2012/06/02

神戸の庭園・成就院庭園

 太山寺成就院も,歓喜院と同じ庭師天一によって作庭されたと伝わっています。江戸後期に活躍した天一は,明石大蔵谷の住人であり,この成就院は,文政年間に天一により作庭されたものと言われています。

 やはり,この庭も歓喜院と同様に枯山水庭園ですが,現在は樹木も多くあり,落ち着いた豊かな庭園になっています。枯山水の庭園として亀石もあり,見ごたえは十分にある庭です。また,この庭には,正面にヤマモモの古木があります。作庭当時はなかった樹木と云えますが,その樹木の存在意義については,実際に見ることで色々と考えさせられます。

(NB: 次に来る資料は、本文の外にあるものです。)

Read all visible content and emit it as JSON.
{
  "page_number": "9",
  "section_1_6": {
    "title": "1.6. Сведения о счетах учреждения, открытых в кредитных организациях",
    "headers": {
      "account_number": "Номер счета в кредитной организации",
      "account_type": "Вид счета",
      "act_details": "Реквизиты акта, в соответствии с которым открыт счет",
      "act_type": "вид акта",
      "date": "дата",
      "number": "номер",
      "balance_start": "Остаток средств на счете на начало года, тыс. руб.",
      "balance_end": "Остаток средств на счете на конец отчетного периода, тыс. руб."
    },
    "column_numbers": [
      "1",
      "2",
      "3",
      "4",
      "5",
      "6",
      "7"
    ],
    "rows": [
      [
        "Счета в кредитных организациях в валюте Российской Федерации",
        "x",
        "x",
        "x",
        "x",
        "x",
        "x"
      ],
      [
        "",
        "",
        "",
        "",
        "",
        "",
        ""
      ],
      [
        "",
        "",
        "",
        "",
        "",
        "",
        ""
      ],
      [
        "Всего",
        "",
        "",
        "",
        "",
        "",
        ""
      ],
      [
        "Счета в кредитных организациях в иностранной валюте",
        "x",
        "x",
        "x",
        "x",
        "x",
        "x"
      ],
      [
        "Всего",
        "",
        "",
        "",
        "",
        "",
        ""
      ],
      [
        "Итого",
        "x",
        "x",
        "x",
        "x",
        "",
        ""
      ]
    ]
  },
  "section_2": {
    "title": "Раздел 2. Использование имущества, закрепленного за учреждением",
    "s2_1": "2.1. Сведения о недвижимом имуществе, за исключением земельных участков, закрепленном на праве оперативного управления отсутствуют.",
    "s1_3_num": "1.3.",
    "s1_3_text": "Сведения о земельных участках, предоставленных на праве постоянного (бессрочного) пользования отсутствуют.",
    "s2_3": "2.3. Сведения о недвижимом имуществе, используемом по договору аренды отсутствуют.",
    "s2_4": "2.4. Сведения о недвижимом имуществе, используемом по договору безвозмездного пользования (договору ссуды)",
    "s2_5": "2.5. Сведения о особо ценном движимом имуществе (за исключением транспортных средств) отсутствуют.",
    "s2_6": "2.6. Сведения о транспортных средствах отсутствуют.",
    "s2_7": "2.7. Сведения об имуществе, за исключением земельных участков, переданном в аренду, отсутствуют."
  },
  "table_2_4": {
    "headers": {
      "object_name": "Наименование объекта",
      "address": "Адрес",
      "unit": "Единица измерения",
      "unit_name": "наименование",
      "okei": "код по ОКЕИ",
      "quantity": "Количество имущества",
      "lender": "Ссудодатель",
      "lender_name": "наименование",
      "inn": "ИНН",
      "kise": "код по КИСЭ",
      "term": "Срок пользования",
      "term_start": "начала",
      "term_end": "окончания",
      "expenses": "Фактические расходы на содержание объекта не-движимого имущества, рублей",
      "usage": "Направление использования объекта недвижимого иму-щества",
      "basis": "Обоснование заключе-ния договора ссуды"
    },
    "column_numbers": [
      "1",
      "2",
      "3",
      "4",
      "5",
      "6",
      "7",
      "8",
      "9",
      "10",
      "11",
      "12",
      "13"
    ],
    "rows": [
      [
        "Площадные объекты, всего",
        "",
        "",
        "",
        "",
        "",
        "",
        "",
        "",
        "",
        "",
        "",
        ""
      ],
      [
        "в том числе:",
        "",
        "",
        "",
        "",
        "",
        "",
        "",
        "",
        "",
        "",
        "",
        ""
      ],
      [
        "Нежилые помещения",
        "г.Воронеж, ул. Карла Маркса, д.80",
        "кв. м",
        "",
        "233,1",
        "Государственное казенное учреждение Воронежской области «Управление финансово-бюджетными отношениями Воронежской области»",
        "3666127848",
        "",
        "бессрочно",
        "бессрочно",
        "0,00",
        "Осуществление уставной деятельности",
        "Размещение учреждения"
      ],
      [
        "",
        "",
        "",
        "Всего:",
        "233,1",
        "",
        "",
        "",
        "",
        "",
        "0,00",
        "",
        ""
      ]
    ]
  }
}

 庭は,樹木や時間といったものを相手にしているので,日々変化するもの,変化をしない方が良いものと,千差万別です。樹木の有る無し,どちらが良いとも言い難いのですが,答えはなかなか出てきそうにありません。

 作庭当時に戻すことは,庭師天一の見た庭に戻りますので,本来いいのだろうと思いますが,とはいえ,長い年月をかけて時間を経てきた空間の在り方を考えると,あえて抜かなかったヤマモモの存在も大きいものがあり,色々な意見が出る庭だと思いました。庭の保存を考えるうえで良い庭の事例の一つだと思います。